3. Corbijn feels like an accidental filmmaker.
Corbijn stressed that he never really had designs on being a filmmaker. “…[M]y whole life, everything I’ve done has been kind of accidental, even filmmaking to a degree. I started to make music videos because people said you should do music videos, you do everything else, why don’t you do music videos? So I reluctantly started on that, and then when I became more successful with that in the late ’90s, they said you should be making movies, your videos are like little movies,” he said. “And I knew myself, I’m quite introverted, and I knew I could never make a film so I always said no, and I read scripts, I was sent scripts, and I knew a thousand people could make a film better than I could.”
It wasn’t until a project came along that he had a personal connection to — “Control,” about Joy Division frontman Ian Curtis, whom he photographed — that he reconsidered. “I thought, well there’s so much emotion on my end for that story, because I came to England for Joy Division when I was 24, and I worked for them, so I could imagine that I have an advantage over proper directors. I thought that would be my only film, ever.”
4. He suffered great personal financial losses from “Control.”
Corbijn staked a lot on his debut, and without proper representation, ended up in the hole for the movie that made his career. He said, “I put all my money into it, lost most of it, and had to move back to Holland. I came to England for Joy Division and then I made, 30 years later, a movie about them and had to go back to Holland. It was quite interesting. But now I’m starting on my fifth film, so I’m not complaining.” Elaborating a bit further on the situation, Corbijn said, “I had no agent when I made ‘Control.’ I lost my house because of it, a lot of people made money and I didn’t.”
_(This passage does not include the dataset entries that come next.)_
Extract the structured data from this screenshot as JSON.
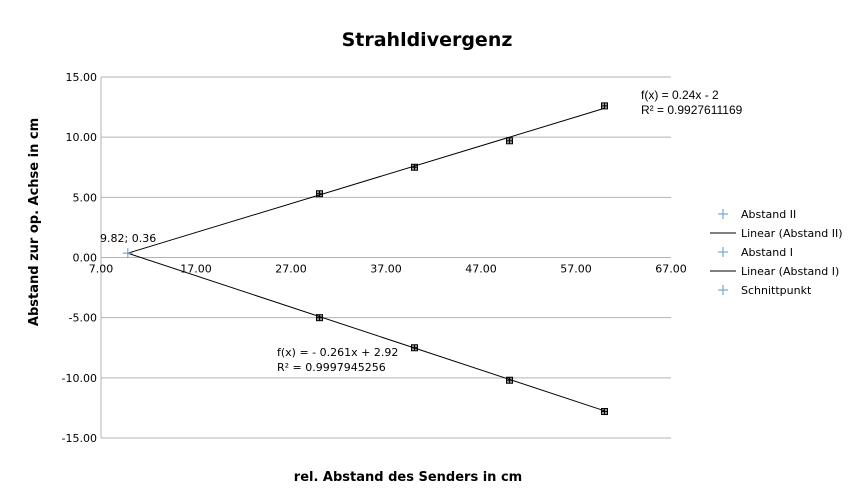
{
  "chart_data": {
    "type": "scatter",
    "title": "Strahldivergenz",
    "xlabel": "rel. Abstand des Senders in cm",
    "ylabel": "Abstand zur op. Achse in cm",
    "xlim": [
      7.0,
      67.0
    ],
    "ylim": [
      -15.0,
      15.0
    ],
    "x_ticks": [
      "7.00",
      "17.00",
      "27.00",
      "37.00",
      "47.00",
      "57.00",
      "67.00"
    ],
    "y_ticks": [
      "15.00",
      "10.00",
      "5.00",
      "0.00",
      "-5.00",
      "-10.00",
      "-15.00"
    ],
    "grid": "horizontal",
    "legend_position": "right",
    "series": [
      {
        "name": "Abstand II",
        "kind": "points",
        "color": "#000000",
        "marker": "cross-square",
        "points": [
          [
            30,
            5.3
          ],
          [
            40,
            7.5
          ],
          [
            50,
            9.7
          ],
          [
            60,
            12.6
          ]
        ]
      },
      {
        "name": "Linear (Abstand II)",
        "kind": "trendline",
        "color": "#000000",
        "slope": 0.24,
        "intercept": -2,
        "x_range": [
          9.82,
          60
        ]
      },
      {
        "name": "Abstand I",
        "kind": "points",
        "color": "#000000",
        "marker": "cross-square",
        "points": [
          [
            30,
            -5.0
          ],
          [
            40,
            -7.5
          ],
          [
            50,
            -10.2
          ],
          [
            60,
            -12.8
          ]
        ]
      },
      {
        "name": "Linear (Abstand I)",
        "kind": "trendline",
        "color": "#000000",
        "slope": -0.261,
        "intercept": 2.92,
        "x_range": [
          9.82,
          60
        ]
      },
      {
        "name": "Schnittpunkt",
        "kind": "points",
        "color": "#6fa8dc",
        "marker": "plus",
        "points": [
          [
            9.82,
            0.36
          ]
        ]
      }
    ],
    "legend_markers": [
      "plus",
      "line",
      "plus",
      "line",
      "plus"
    ],
    "legend_marker_color": "#6fa8dc",
    "annotations": [
      {
        "id": "eq2",
        "lines": [
          "f(x) = 0.24x - 2",
          "R² = 0.9927611169"
        ]
      },
      {
        "id": "eq1",
        "lines": [
          "f(x) =  - 0.261x + 2.92",
          "R² = 0.9997945256"
        ]
      },
      {
        "id": "point",
        "lines": [
          "9.82; 0.36"
        ]
      }
    ]
  }
}
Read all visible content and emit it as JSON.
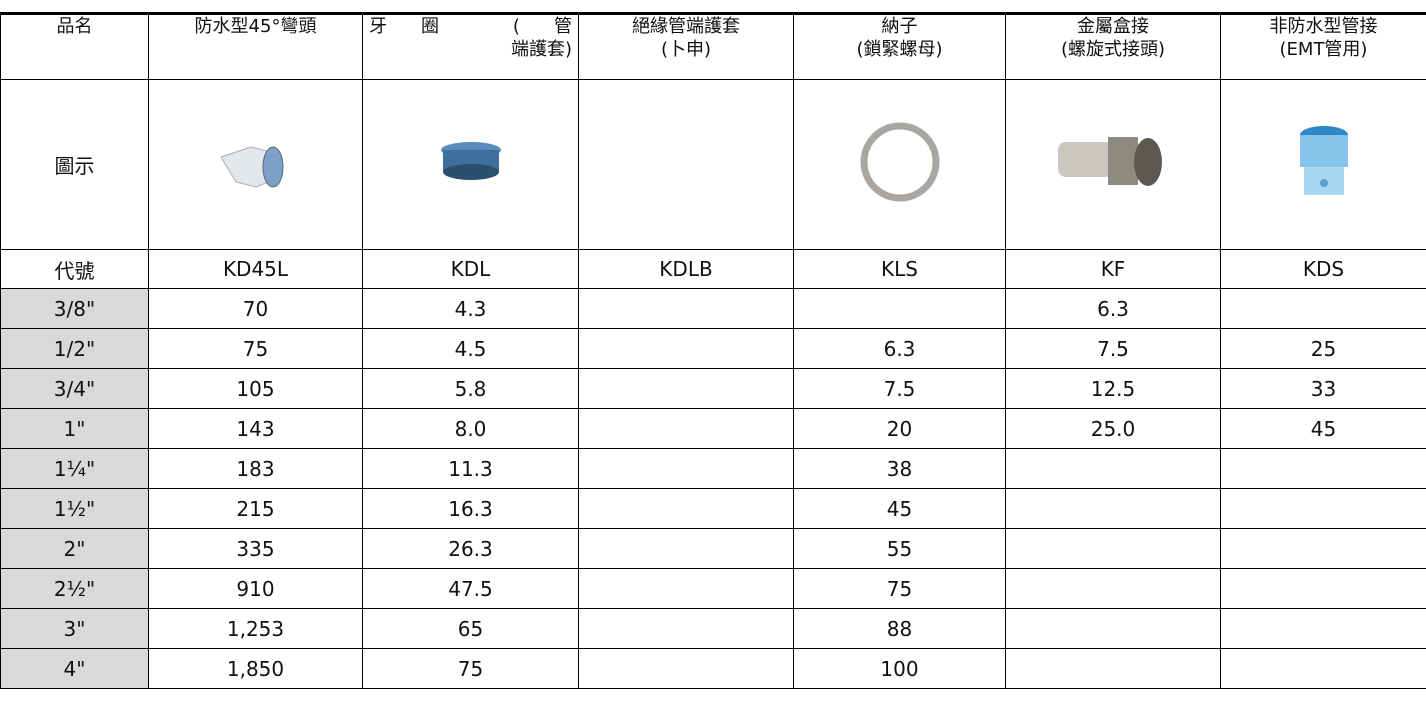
{
  "table": {
    "header": [
      [
        "品名"
      ],
      [
        "防水型45°彎頭"
      ],
      [
        "牙圈 (管",
        "端護套)"
      ],
      [
        "絕緣管端護套",
        "(卜申)"
      ],
      [
        "納子",
        "(鎖緊螺母)"
      ],
      [
        "金屬盒接",
        "(螺旋式接頭)"
      ],
      [
        "非防水型管接",
        "(EMT管用)"
      ]
    ],
    "image_row_label": "圖示",
    "code_row": [
      "代號",
      "KD45L",
      "KDL",
      "KDLB",
      "KLS",
      "KF",
      "KDS"
    ],
    "rows": [
      [
        "3/8\"",
        "70",
        "4.3",
        null,
        null,
        "6.3",
        null
      ],
      [
        "1/2\"",
        "75",
        "4.5",
        null,
        "6.3",
        "7.5",
        "25"
      ],
      [
        "3/4\"",
        "105",
        "5.8",
        null,
        "7.5",
        "12.5",
        "33"
      ],
      [
        "1\"",
        "143",
        "8.0",
        null,
        "20",
        "25.0",
        "45"
      ],
      [
        "1¼\"",
        "183",
        "11.3",
        null,
        "38",
        null,
        null
      ],
      [
        "1½\"",
        "215",
        "16.3",
        null,
        "45",
        null,
        null
      ],
      [
        "2\"",
        "335",
        "26.3",
        null,
        "55",
        null,
        null
      ],
      [
        "2½\"",
        "910",
        "47.5",
        null,
        "75",
        null,
        null
      ],
      [
        "3\"",
        "1,253",
        "65",
        null,
        "88",
        null,
        null
      ],
      [
        "4\"",
        "1,850",
        "75",
        null,
        "100",
        null,
        null
      ]
    ]
  }
}
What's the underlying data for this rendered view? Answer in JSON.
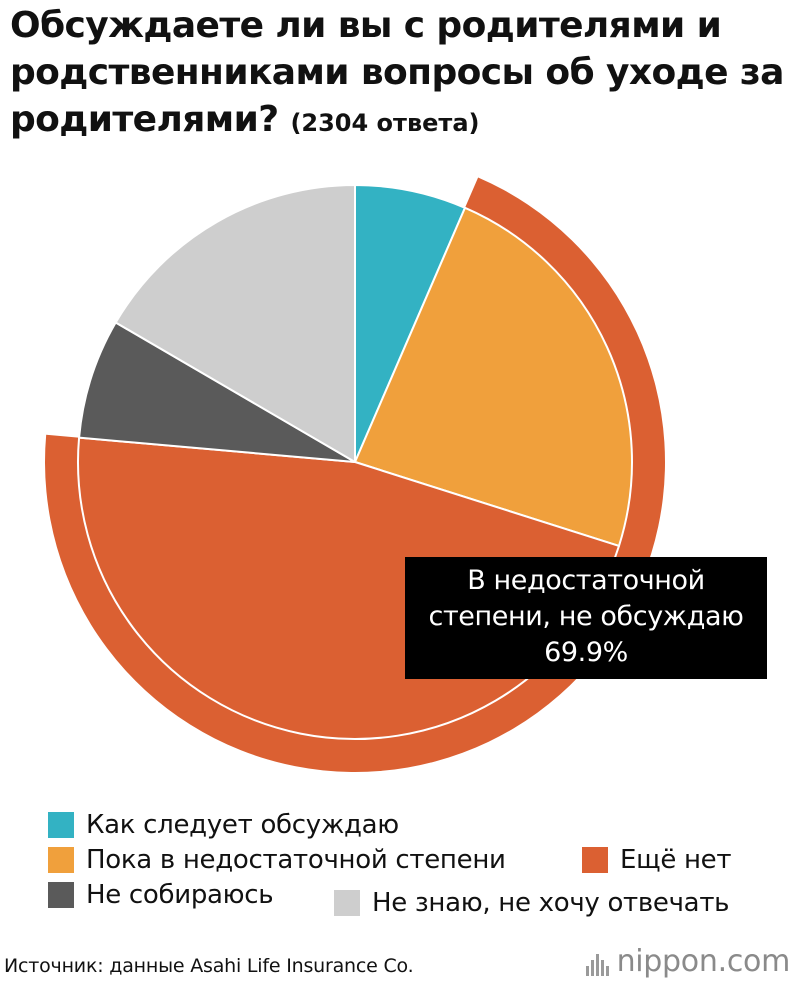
{
  "title": {
    "main": "Обсуждаете ли вы с родителями и родственниками вопросы об уходе за родителями?",
    "count": "(2304 ответа)"
  },
  "chart_data": {
    "type": "pie",
    "start_angle_deg": 0,
    "direction": "clockwise",
    "slices": [
      {
        "key": "a",
        "label": "Как следует обсуждаю",
        "value": 6.5,
        "color": "#33b2c3"
      },
      {
        "key": "b",
        "label": "Пока в недостаточной степени",
        "value": 23.4,
        "color": "#f0a03c"
      },
      {
        "key": "c",
        "label": "Ещё нет",
        "value": 46.5,
        "color": "#db6032"
      },
      {
        "key": "d",
        "label": "Не собираюсь",
        "value": 7.0,
        "color": "#5a5a5a"
      },
      {
        "key": "e",
        "label": "Не знаю, не хочу отвечать",
        "value": 16.6,
        "color": "#cecece"
      }
    ],
    "group_ring": {
      "slices": [
        "b",
        "c"
      ],
      "color": "#db6032",
      "label_line1": "В недостаточной",
      "label_line2": "степени, не обсуждаю",
      "value_label": "69.9%",
      "callout_bg": "#000000"
    }
  },
  "legend": [
    {
      "label": "Как следует обсуждаю",
      "color": "#33b2c3"
    },
    {
      "label": "Пока в недостаточной степени",
      "color": "#f0a03c"
    },
    {
      "label": "Ещё нет",
      "color": "#db6032"
    },
    {
      "label": "Не собираюсь",
      "color": "#5a5a5a"
    },
    {
      "label": "Не знаю, не хочу отвечать",
      "color": "#cecece"
    }
  ],
  "footer": {
    "source": "Источник: данные Asahi Life Insurance Co.",
    "logo_main": "nippon",
    "logo_suffix": ".com",
    "logo_icon": "nippon-bars-icon"
  }
}
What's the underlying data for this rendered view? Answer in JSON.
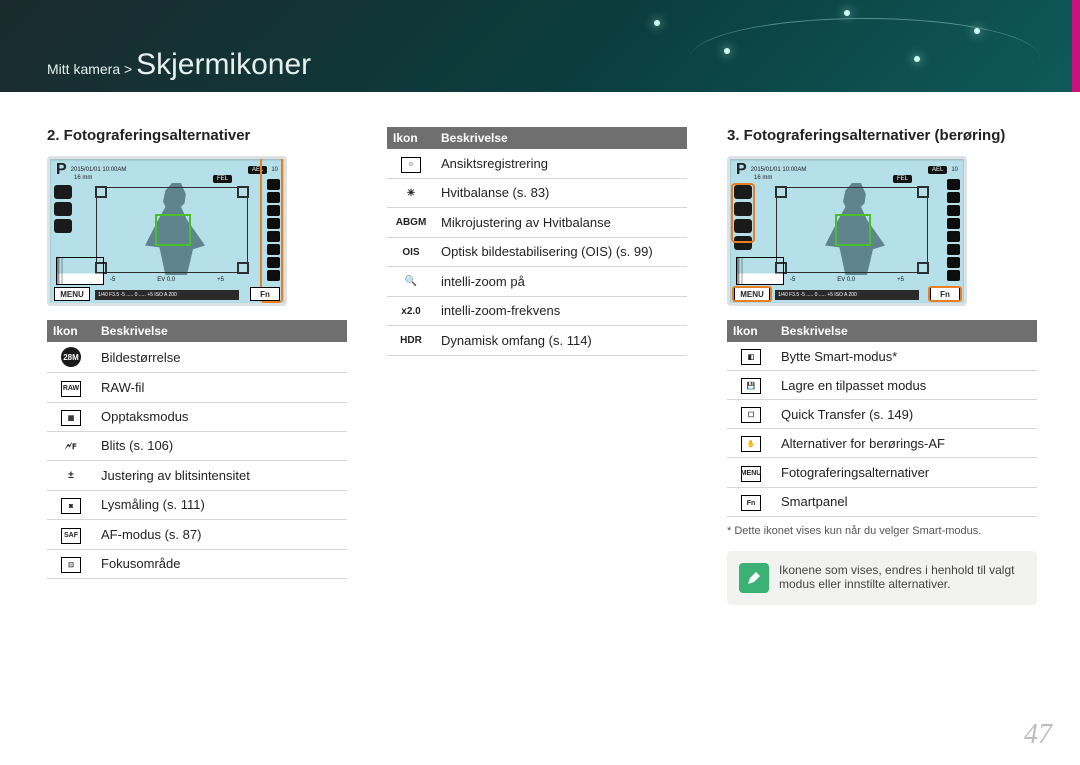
{
  "header": {
    "breadcrumb_prefix": "Mitt kamera > ",
    "page_title": "Skjermikoner"
  },
  "page_number": "47",
  "lcd": {
    "P": "P",
    "date": "2015/01/01 10:00AM",
    "lens": "16 mm",
    "ael": "AEL",
    "fel": "FEL",
    "ten": "10",
    "bat": "■",
    "menu": "MENU",
    "fn": "Fn",
    "bottom": "1/40 F3.5    -5 ..... 0 ..... +5   ISO A 200",
    "ev_l": "-5",
    "ev_c": "0",
    "ev_r": "+5",
    "ev_label": "EV  0.0"
  },
  "section2": {
    "title": "2. Fotograferingsalternativer",
    "th_icon": "Ikon",
    "th_desc": "Beskrivelse",
    "rows": [
      {
        "icon": "28M",
        "cls": "ic-circ",
        "desc": "Bildestørrelse"
      },
      {
        "icon": "RAW",
        "cls": "ic-sq",
        "desc": "RAW-fil"
      },
      {
        "icon": "▦",
        "cls": "ic-sq",
        "desc": "Opptaksmodus"
      },
      {
        "icon": "🗲ꜰ",
        "cls": "",
        "desc": "Blits (s. 106)"
      },
      {
        "icon": "±",
        "cls": "",
        "desc": "Justering av blitsintensitet"
      },
      {
        "icon": "◙",
        "cls": "ic-sq",
        "desc": "Lysmåling (s. 111)"
      },
      {
        "icon": "SAF",
        "cls": "ic-sq",
        "desc": "AF-modus (s. 87)"
      },
      {
        "icon": "⊡",
        "cls": "ic-sq",
        "desc": "Fokusområde"
      }
    ]
  },
  "sectionMid": {
    "th_icon": "Ikon",
    "th_desc": "Beskrivelse",
    "rows": [
      {
        "icon": "☺",
        "cls": "ic-sq",
        "desc": "Ansiktsregistrering"
      },
      {
        "icon": "☀",
        "cls": "",
        "desc": "Hvitbalanse (s. 83)"
      },
      {
        "icon": "ABGM",
        "cls": "",
        "desc": "Mikrojustering av Hvitbalanse"
      },
      {
        "icon": "OIS",
        "cls": "",
        "desc": "Optisk bildestabilisering (OIS) (s. 99)"
      },
      {
        "icon": "🔍",
        "cls": "",
        "desc": "intelli-zoom på"
      },
      {
        "icon": "x2.0",
        "cls": "",
        "desc": "intelli-zoom-frekvens"
      },
      {
        "icon": "HDR",
        "cls": "",
        "desc": "Dynamisk omfang (s. 114)"
      }
    ]
  },
  "section3": {
    "title": "3. Fotograferingsalternativer (berøring)",
    "th_icon": "Ikon",
    "th_desc": "Beskrivelse",
    "rows": [
      {
        "icon": "◧",
        "cls": "ic-sq",
        "desc": "Bytte Smart-modus*"
      },
      {
        "icon": "💾",
        "cls": "ic-sq",
        "desc": "Lagre en tilpasset modus"
      },
      {
        "icon": "☐",
        "cls": "ic-sq",
        "desc": "Quick Transfer (s. 149)"
      },
      {
        "icon": "✋",
        "cls": "ic-sq",
        "desc": "Alternativer for berørings-AF"
      },
      {
        "icon": "MENU",
        "cls": "ic-sq",
        "desc": "Fotograferingsalternativer"
      },
      {
        "icon": "Fn",
        "cls": "ic-sq",
        "desc": "Smartpanel"
      }
    ],
    "note": "* Dette ikonet vises kun når du velger Smart-modus.",
    "box": "Ikonene som vises, endres i henhold til valgt modus eller innstilte alternativer."
  }
}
5. He has a few opinions on the female directors issue.
The jury was pressed on the lack of female directors in competition during the press conference (in actuality, one film, “Lingering Memories” was directed by a woman, Keiko Tsuruoka). Corbijn supports equal opportunities for filmmakers of any gender, but he doesn’t think there should be a quota for film-festival selection, necessarily, or anything else.
“…[W]omen should be movie directors if they want to be. It’s ridiculous if you think it’s a male profession,” he said. When prompted to discuss the recent vote in Norwegian Parliament mandating that 40% of films should be directed by women, Corbijn had more choice words, saying, “Yeah, that’s a bullshit thing. I think we should give people all opportunity to become a film director, male or female; if there’s less women wanting to do that, than that percentage will be crazy. If you have out of a hundred directors there’s 10 females, they get the 40%, that doesn’t make sense to me. Obviously they should be given the same opportunities to make films, but the selection is something else. Seems like positive discrimination; in the long run it’s never a good thing to me.”
Corbijn ended the chat on a grateful note, looking back on his wide-ranging career and humble beginnings: “It’s the most beautiful life I had, for somebody who had no idea what he wanted to do until he was 17, and I was also very depressed in my 20s, so what came out of all that, I’m very grateful for all the people I met in my life, and what I managed to achieve with a little camera.”